Objects smoothly rendered in the form of NURBS, Bezier, or other parametric surfaces are represented by parameters such as control points. This allows a reduction in the amount of data as compared to polygonal models in which three-dimensional objects are expressed as sets of polygons such as triangles. In some applications including network games, three-dimensional model information is transmitted over networks. The object representation using free-form surfaces is suited even to such network applications because of the smaller amount of data.
When drawing three-dimensional models rendered in free-form surfaces, the free-form surfaces are divided into polygons, and rendering algorithms are applied thereto for the sake of drawing processing. To divide a free-form surface into polygons, the values of parameters in the equation of the NURBS- or otherwise-defined parametric surface are changed at predetermined pitches, whereby vertexes on the parametric surface are determined directly. These points are then connected to generate the polygons. As a result, the parametric surface is subdivided into a lot of polygons with a predetermined number of divisions. This processing is called tessellation processing.
In the tessellation processing, determining the coordinate values of the vertexes on a parametric surface requires that computing be repeated on the control points that define the shape of the parametric surface. This tessellation processing, when implemented by software, consumes a considerable computing time due to the large amount of calculation. The tessellation processing is thus not suited to three-dimensional computer graphic applications that need to display the result of drawing in real time. The tessellation processing is also difficult to implement by hardware since high memory capacities are required in order to store the data necessary for the tessellation processing and intermediate calculation results.
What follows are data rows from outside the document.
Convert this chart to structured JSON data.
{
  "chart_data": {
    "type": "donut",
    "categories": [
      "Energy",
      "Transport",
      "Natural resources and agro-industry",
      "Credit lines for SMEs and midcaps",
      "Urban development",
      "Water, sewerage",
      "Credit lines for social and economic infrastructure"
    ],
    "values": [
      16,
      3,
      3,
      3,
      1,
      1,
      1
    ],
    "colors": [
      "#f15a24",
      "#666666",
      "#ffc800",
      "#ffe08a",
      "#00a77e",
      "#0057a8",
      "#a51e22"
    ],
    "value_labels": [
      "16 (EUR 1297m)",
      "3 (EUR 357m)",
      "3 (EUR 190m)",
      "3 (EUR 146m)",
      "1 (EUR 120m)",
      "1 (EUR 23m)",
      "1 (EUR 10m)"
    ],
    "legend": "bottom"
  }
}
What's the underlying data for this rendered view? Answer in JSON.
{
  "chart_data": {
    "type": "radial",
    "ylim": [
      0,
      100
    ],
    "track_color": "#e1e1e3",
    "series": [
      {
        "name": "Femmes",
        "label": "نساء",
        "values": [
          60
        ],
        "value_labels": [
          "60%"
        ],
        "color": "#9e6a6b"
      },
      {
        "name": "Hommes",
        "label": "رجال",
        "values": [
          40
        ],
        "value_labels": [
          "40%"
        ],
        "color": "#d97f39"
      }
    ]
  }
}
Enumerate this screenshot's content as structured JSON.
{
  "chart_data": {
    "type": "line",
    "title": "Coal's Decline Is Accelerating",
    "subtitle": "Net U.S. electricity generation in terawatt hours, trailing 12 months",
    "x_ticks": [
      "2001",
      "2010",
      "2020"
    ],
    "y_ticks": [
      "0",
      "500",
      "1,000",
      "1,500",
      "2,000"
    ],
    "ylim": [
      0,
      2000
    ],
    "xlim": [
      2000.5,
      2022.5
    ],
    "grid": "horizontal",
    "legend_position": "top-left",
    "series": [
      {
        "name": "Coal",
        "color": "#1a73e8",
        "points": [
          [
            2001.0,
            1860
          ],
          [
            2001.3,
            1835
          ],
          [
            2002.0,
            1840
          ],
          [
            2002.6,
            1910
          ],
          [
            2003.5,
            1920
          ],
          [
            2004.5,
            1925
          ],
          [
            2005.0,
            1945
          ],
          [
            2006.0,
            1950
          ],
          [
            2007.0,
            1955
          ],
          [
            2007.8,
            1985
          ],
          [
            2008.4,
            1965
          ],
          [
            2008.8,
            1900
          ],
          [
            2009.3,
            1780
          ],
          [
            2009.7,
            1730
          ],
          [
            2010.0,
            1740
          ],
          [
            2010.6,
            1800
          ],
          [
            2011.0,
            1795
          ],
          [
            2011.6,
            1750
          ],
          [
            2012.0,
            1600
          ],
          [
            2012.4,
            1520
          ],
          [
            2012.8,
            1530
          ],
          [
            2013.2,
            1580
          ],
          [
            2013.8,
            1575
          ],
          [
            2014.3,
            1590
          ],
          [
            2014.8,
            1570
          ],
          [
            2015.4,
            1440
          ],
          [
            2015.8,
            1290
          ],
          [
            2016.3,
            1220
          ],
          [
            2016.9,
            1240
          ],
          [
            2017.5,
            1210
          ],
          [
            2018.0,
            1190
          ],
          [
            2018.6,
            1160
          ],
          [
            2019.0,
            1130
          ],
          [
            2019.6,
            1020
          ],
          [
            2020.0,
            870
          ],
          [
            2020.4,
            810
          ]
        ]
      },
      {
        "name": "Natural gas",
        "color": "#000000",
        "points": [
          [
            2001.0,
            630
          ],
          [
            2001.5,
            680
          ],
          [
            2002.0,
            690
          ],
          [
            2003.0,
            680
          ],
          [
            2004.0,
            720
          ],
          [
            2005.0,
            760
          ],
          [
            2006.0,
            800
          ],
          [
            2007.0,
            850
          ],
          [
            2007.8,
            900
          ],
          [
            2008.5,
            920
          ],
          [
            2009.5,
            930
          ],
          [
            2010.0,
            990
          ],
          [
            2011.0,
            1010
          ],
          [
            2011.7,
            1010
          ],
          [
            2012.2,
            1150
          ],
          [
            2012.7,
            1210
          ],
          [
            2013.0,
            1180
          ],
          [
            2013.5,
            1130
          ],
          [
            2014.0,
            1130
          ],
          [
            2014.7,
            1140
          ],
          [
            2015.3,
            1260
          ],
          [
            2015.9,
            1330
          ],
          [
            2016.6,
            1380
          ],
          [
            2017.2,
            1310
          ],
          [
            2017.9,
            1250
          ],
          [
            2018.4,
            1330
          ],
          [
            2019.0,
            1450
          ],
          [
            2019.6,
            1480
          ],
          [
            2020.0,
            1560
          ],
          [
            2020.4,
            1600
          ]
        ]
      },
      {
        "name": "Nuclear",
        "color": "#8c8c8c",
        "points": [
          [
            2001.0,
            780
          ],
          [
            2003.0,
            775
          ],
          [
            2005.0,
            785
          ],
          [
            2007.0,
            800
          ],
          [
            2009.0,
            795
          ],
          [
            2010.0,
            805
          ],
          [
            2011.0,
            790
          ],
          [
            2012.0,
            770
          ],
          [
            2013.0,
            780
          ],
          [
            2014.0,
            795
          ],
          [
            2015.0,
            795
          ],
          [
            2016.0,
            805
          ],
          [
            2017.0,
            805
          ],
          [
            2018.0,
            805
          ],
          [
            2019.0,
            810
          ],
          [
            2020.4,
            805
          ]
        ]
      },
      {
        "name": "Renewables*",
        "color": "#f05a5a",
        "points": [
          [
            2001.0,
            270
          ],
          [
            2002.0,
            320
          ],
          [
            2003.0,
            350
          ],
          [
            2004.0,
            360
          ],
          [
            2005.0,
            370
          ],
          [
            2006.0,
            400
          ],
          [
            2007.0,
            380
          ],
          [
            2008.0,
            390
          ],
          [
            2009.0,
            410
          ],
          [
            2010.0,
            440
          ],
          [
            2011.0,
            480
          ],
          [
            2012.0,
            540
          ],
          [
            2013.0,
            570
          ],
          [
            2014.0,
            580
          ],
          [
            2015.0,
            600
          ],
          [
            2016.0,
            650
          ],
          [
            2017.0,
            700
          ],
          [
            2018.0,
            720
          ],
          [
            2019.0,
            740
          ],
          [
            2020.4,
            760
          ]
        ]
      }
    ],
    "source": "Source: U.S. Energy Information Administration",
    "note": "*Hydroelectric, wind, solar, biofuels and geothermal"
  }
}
Attempts have thus been made to reduce the amount of computation and the amount of memory by limiting the degree of freedom of the surface, by such means as decreasing the number of divisions in the tessellation processing with a reduction in the amount of computation, reducing the number of control points, and using simpler curve equations. In consequence, however, the objects to be drawn are rendered in coarse polygons, which has produced the problem that CG images of sufficient quality cannot be generated.